Last week, the Lewisville Independent School District passed a resolution and Mayor Rudy Durham penned an opinion piece on the priorities in the state government’s ongoing special session, some of which they say overrides local control. In doing so, they join a chorus of city level voices that have been criticizing state lawmakers along these lines for months.
Several of the bills passed during this legislative session and those being discussed in the special session limit the power of local governments. Gov. Greg Abbott already signed into law legislative framework around ride-sharing services and restrictions on regulating short-term home rentals, both of which overrode stricter laws in major Texas cities. He also signed a ban on Texas cities becoming sanctuary cities, or cities that refuse to comply with president Donald Trump’s controversial immigration policies.

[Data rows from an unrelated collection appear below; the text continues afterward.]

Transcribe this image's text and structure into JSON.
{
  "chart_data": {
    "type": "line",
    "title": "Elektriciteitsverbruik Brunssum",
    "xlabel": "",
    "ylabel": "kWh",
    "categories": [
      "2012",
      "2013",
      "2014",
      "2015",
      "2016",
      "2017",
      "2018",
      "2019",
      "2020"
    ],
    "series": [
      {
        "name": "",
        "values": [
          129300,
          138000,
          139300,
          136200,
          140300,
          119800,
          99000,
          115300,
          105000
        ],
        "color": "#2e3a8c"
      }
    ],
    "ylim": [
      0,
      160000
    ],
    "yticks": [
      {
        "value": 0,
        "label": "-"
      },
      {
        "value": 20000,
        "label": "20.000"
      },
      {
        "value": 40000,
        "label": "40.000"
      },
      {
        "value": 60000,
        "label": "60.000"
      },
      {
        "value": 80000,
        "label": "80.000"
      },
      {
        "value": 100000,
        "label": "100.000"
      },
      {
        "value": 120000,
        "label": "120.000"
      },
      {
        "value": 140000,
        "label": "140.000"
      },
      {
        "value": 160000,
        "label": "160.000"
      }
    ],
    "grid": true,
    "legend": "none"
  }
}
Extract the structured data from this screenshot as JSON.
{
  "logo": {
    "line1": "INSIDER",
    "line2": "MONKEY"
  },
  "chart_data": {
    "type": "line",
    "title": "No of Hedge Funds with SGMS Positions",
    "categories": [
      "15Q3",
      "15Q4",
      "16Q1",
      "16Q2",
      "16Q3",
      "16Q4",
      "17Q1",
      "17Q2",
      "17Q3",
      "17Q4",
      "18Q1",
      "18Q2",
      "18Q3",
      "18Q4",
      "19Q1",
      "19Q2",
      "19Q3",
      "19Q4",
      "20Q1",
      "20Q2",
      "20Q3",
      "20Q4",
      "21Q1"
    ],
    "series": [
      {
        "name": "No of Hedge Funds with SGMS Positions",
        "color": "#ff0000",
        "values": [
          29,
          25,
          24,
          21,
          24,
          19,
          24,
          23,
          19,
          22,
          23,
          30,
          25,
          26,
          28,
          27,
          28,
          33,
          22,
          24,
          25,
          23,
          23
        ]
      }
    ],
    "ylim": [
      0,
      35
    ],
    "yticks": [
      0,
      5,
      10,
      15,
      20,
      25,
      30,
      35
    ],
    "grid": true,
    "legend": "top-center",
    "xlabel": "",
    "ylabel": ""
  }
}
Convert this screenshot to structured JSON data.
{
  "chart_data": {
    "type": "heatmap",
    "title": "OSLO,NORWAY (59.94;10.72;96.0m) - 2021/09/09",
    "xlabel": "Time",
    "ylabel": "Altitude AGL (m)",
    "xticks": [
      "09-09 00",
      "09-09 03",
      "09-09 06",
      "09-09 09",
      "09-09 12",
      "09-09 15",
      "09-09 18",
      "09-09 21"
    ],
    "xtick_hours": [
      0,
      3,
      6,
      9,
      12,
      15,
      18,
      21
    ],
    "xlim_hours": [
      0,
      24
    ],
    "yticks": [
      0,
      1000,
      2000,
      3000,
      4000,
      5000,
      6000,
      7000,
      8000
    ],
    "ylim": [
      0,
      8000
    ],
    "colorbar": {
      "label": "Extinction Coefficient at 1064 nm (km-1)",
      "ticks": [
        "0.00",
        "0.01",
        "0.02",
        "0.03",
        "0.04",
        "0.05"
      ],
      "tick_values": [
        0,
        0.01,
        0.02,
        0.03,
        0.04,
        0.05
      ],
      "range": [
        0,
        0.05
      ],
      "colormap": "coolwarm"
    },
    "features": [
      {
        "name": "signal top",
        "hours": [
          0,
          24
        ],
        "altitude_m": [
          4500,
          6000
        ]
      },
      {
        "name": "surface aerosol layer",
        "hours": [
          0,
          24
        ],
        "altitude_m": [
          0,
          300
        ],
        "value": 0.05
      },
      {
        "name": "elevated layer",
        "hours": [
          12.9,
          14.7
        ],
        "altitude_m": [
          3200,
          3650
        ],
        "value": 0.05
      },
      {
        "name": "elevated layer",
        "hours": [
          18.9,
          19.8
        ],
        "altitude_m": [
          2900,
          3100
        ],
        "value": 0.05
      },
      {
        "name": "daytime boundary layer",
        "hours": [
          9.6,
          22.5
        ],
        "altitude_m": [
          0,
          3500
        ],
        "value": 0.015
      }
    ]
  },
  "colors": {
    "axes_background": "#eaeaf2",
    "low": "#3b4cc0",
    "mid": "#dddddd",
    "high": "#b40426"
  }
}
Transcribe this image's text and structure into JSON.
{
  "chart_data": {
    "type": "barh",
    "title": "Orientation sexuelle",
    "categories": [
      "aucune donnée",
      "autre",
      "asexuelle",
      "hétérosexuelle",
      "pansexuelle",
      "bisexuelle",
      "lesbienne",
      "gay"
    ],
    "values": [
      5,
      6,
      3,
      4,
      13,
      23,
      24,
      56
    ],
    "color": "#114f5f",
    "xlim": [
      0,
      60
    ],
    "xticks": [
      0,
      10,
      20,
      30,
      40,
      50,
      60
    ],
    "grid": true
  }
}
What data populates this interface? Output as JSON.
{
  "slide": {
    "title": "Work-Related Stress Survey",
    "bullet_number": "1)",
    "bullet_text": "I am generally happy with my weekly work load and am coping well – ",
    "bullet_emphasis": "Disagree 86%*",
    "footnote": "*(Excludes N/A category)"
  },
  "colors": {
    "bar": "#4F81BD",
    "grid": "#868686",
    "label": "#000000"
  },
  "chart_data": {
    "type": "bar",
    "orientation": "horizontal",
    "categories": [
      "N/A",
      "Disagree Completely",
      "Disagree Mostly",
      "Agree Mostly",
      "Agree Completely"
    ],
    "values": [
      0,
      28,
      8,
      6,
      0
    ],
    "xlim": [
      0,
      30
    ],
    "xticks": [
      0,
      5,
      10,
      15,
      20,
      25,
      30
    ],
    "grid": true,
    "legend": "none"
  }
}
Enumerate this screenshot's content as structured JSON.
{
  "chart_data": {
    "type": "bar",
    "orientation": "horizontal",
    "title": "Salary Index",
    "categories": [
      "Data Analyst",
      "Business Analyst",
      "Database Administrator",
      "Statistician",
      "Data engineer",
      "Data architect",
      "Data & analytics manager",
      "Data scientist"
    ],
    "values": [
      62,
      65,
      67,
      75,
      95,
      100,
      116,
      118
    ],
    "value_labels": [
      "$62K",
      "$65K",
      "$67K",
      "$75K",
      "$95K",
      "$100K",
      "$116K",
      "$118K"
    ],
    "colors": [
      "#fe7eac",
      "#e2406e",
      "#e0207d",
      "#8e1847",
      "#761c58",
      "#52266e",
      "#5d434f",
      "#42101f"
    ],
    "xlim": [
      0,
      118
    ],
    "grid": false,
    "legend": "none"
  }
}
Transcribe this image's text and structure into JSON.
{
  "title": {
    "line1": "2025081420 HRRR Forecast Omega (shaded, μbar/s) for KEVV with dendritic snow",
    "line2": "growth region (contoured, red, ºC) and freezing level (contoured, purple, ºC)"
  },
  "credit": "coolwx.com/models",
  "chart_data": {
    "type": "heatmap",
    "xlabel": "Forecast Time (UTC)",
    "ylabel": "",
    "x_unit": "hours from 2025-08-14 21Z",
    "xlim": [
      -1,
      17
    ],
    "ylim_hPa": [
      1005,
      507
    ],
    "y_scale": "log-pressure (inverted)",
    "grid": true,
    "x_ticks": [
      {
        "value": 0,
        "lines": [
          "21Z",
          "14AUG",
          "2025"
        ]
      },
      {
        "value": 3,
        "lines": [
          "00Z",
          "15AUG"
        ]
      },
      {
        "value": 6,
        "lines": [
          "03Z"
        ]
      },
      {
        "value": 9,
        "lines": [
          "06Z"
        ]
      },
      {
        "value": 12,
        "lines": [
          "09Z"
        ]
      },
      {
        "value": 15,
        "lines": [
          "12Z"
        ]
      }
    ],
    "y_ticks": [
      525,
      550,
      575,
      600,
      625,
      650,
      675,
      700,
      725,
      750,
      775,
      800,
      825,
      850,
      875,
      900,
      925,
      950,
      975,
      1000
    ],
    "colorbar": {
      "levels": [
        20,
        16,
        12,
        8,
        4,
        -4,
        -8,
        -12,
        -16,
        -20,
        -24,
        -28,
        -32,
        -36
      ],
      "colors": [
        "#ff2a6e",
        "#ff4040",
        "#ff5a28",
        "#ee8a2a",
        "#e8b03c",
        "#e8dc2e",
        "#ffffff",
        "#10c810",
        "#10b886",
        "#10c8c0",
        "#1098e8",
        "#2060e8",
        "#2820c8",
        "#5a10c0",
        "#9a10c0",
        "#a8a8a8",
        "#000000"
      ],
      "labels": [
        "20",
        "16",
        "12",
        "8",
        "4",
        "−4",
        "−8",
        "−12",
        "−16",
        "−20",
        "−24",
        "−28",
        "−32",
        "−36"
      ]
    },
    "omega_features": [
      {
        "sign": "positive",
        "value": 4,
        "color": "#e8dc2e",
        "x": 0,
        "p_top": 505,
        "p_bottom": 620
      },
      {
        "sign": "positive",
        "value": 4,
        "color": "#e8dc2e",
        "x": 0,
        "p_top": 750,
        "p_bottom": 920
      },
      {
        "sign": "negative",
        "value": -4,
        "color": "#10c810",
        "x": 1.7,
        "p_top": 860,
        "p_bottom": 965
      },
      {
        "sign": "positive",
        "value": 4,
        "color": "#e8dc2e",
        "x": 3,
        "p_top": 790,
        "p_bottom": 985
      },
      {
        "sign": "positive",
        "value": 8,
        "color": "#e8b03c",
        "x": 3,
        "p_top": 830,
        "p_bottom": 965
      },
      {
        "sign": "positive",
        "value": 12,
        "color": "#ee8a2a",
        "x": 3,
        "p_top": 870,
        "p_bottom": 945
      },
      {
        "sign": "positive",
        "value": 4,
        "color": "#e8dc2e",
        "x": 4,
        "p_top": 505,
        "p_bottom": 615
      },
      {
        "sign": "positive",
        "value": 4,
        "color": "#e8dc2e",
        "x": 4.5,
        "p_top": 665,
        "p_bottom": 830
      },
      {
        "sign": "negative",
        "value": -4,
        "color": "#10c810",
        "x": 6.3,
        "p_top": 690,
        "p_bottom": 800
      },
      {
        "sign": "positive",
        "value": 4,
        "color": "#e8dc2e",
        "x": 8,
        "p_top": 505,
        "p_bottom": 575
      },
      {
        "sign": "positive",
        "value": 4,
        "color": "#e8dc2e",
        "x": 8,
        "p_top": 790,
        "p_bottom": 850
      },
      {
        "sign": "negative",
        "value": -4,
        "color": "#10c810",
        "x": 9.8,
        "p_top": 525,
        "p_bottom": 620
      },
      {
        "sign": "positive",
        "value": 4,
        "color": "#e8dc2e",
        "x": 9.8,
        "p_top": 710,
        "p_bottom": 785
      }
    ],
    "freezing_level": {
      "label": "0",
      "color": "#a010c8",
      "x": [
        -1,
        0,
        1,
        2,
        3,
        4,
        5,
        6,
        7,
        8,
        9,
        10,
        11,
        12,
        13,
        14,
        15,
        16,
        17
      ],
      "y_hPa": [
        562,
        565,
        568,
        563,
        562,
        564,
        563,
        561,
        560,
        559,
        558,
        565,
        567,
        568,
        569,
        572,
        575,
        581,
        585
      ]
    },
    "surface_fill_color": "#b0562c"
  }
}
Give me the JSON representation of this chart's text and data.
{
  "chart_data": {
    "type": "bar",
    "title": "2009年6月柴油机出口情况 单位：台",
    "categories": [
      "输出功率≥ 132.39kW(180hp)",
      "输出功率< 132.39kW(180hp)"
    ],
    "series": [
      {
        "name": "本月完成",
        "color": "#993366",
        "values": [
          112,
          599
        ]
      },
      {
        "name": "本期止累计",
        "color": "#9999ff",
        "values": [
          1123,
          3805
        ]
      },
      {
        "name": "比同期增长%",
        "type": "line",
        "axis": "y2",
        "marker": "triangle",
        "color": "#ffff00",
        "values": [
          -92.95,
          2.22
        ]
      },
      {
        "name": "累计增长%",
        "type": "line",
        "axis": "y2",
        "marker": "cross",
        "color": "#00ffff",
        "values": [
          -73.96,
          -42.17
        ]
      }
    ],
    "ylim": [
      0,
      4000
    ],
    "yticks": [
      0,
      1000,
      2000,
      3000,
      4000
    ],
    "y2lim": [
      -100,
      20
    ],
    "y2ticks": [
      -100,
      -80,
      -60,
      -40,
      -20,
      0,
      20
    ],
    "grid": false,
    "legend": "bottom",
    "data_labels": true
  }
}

Several of the items on the docket for the special session also threaten to encroach on laws that many cities have already passed. Under state law, the governor can call for as many special sessions as he wants until his agenda items are passed.
The Abbott administration is no stranger to this kind of override. One of the first pieces of legislation he passed was a law limiting what cities can do to regulate oil and gas operations, which famously overturned Denton’s citywide ban on hydraulic fracking.
LISD superintendent Kevin Rogers called it hypocritical.
“Sort of the sad part to me is that Austin rails all the time that Washington sends them all these mandates that the states have to do, and yet, Austin is doing the exact same thing to us and local entities,” he said. “I don’t quite get it.”
While the state legislature is overwhelmingly Republican, many of the larger cities in Texas have predominantly Democratic elected officials, and many of the policies the state is overriding were written by Democratic lawmakers. This pattern of states stepping on cities with different political views is repeating in several states across the country. But this becomes a problem even for Republican-voting cities like Lewisville, where large–scale ideological politics aren’t as important as the nuts and bolts of funding.
The specific items Durham spoke out against include a law that would allow affected residents to vote on whether or not they’ll be annexed by a city, a law that exempts property owners from complying with ordinances passed after they purchase their property and laws that require voter approval for increases in year-to-year city budgets or property taxes, making it difficult for cities and school districts to plan more than a year ahead. The school district’s resolution addressed the potential institution of tax credits, which would funnel money from the public school system into private school tuition and an unfunded mandate to increase teacher salary.
The law relating to annexation, SB6, could interfere with Lewisville’s ability to annex Castle Hills, which has long been seen as vital for the city’s potential growth.
Deputy Mayor Pro Tem Brandon Jones said SB12, the bill that prevents cities from enforcing new ordinances, will stop citizens from having a say in what happens in the city, and SB18, the bill that limits city spending, would interfere with the city’s ability to meet its goals.
“The Texas State Legislature wants to create a cookie cutter budget for all cities which would create caps on what a city could spend each year. For Lewisville, this would impact our ability to finish and operate the multi–generational center that our voters recently voted for. The impact would affect our ability to be competitive in the DFW market for quality public safety personnel,” he said.
Jones encouraged residents to call Reps. Tan Parker and Ron Simmons and State Sen. Jane Nelson to speak against these bills, all of which were still in committee as of Friday night.
School board member Kristi Hassett said the primary worry for the school district is HB198, which would re-organize teacher incentives to allow teachers to command a much higher salary if they get nationally certified. Hassett said the bill would sow distrust between teachers, who would be competing for the raises the bill provides, and would also force the district to find the money for the bonuses.
“That would end up costing the district a ton and they’re actually changing school funding formulas to force our district to pay,” she said.
She said that ultimately students could suffer if the district needs to do that.
“First of all, you start raising the classroom sizes that you are able to under our statute,” she said. “You hire fewer teachers.”